“吃醋?”褚辰陽一時有些怔。
他從沒想過云笙會吃醋,因為云笙并沒有愛他,可現在一細想,云笙一向和那云清不和,定然是覺得自己偏私幫了她,才生氣了。
“你說的對,!”他拍了拍身后的太監,露出笑容。
太監也笑,陛下的情緒,也只有對天后娘娘時,才會這般五彩斑斕,要是生氣了,其實很好哄,只要說明,天后娘娘是在意他的,就定能哄好。
被哄好后的褚辰陽又高高興興的回到云笙的宮殿,走進去扭著她耐心解釋:“別生氣了,你要是不喜歡他們兩人結親,那我就不讓他們結親就是了!好不好?”
云笙別開臉不理他,抽出自己的手去擺弄桌子上那剛摘的海棠花,真是艷麗無比的。
“阿笙~你看看我~”褚辰陽巴巴湊到她面前去,“我這么好看,你多看兩眼好不好?”
“看看我嘛~現在多看看,要是等到我人老珠黃了,可就看不了了!”
云笙忍著笑:“到那個時候,我去看別人就行了。”
“不成!”褚辰陽一口否決她:“你不準看別人,一時一刻都不成,只能看我!”
“那可說不準啊!”
褚辰陽不滿看著她,捧起她的臉,直勾勾與她對視上:“你的眼里只能有我,要是敢多看其他男人一眼,我就把那些人丟去喂狗!”
云笙扒開他的手:“這么兇,那是不是也要一并把我丟去喂狗啊?”
“怎么會?我怎么可能這樣對你呢?”
“你是皇帝,怎么不會呢?我覺得你很會啊!說不定等我人老珠黃的時候,就去寵幸那些年輕漂亮的姑娘去了。就許你們男人三妻四妾,就不許女人多看幾眼美男子嗎?”
“我不會的!你相信我!”
云笙依舊不理會他,心里滿是不信任,可以說,她對所有人,都不信任,但她需要利用,便只能裝作信任,好拿捏住這些臭男人。
褚辰陽握住她的肩,將她輕輕轉過身來,捏住她的手摸向自己的胸口:“這么久了,你害不懂我的心嗎?”

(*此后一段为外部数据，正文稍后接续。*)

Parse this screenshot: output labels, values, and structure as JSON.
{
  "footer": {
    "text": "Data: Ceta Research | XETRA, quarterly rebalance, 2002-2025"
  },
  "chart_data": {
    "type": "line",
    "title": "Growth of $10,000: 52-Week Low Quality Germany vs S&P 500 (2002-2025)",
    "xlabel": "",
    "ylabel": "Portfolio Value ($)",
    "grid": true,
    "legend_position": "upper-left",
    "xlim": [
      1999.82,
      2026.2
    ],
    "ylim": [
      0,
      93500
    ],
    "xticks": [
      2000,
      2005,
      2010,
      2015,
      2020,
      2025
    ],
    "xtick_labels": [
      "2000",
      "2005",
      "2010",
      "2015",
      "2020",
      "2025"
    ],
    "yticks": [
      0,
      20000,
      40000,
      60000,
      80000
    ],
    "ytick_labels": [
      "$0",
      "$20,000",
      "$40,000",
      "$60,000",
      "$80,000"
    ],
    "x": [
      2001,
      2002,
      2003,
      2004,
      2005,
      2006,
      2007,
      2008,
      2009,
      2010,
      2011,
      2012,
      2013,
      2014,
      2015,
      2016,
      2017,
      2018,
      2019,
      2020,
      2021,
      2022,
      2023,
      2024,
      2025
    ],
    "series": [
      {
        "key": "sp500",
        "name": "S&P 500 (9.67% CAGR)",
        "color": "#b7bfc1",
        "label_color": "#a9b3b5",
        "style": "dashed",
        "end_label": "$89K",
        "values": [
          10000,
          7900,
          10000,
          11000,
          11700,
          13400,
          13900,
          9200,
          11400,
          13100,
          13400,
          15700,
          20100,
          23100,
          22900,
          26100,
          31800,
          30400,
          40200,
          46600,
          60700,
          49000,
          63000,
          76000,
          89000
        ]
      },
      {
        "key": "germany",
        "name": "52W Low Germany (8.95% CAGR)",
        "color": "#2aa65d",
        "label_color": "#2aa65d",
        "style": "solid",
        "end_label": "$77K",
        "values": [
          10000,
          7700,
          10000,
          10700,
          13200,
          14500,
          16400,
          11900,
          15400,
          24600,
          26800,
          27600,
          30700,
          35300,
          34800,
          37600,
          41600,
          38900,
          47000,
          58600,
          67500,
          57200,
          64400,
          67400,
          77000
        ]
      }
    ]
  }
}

“人心是會變的,誰知道往后會怎么樣?不然這天下,可能不會有負心薄幸之人了。”
“但我不會!”
褚辰陽握緊了她的手,不讓她抽出去,整個人異常堅定:“我知道現在說什么都是輕飄飄的,但往后,我會用我的一生,一切去向你證明的。”
云笙對上了那雙堅定的眼睛,里邊如同一面鏡子一樣,面對她時,總是清澈明亮的好看,仿佛會吸人魂魄般。。
云笙沒回答他的話,直截了當吻了上去,這就是她的另一面,及時行樂,縱情縱性,何必壓抑著自己呢?多難受啊?
宮人們會意都退了出去,褚辰陽兩手摟著人,回應著這個吻,加深旋轉,美妙到了極致。
他極其享受每一次與云笙的體驗,仿佛每一次,都會給他不同的感覺,這仿佛是種咒語,總是操控著他,讓他無時無刻不在想這個人,心里耐不住,身體也把持不住。
云笙勾著他,換上一副妖精的笑容:“要嗎?”
褚辰陽二話不說,直接將人打橫抱起,走去里邊的大床之上。
衣衫褪盡之時,兩具美麗的酮體是如此的契合又美好。
褚辰陽仿若飛上了云端,隨后沉沉掉下來,如此反復反復,輕重緩急刺激著他,另他一時有些把控不住力道,手上青筋橫起,一聲怒吼之后,貼在云笙耳邊:“阿笙,我愛你。”
“嗯…”云笙只是輕輕回應他一聲,表示知道了。
可褚辰陽卻覺得她不知道,永遠也不知道他有多愛她,只要是關于她的,他都愛。
…
鐘懷一會到家里就開始前前后后開始準備聘禮了,孟沅如今管著后院,知道鐘懷的舉動,一時心神不安的感覺。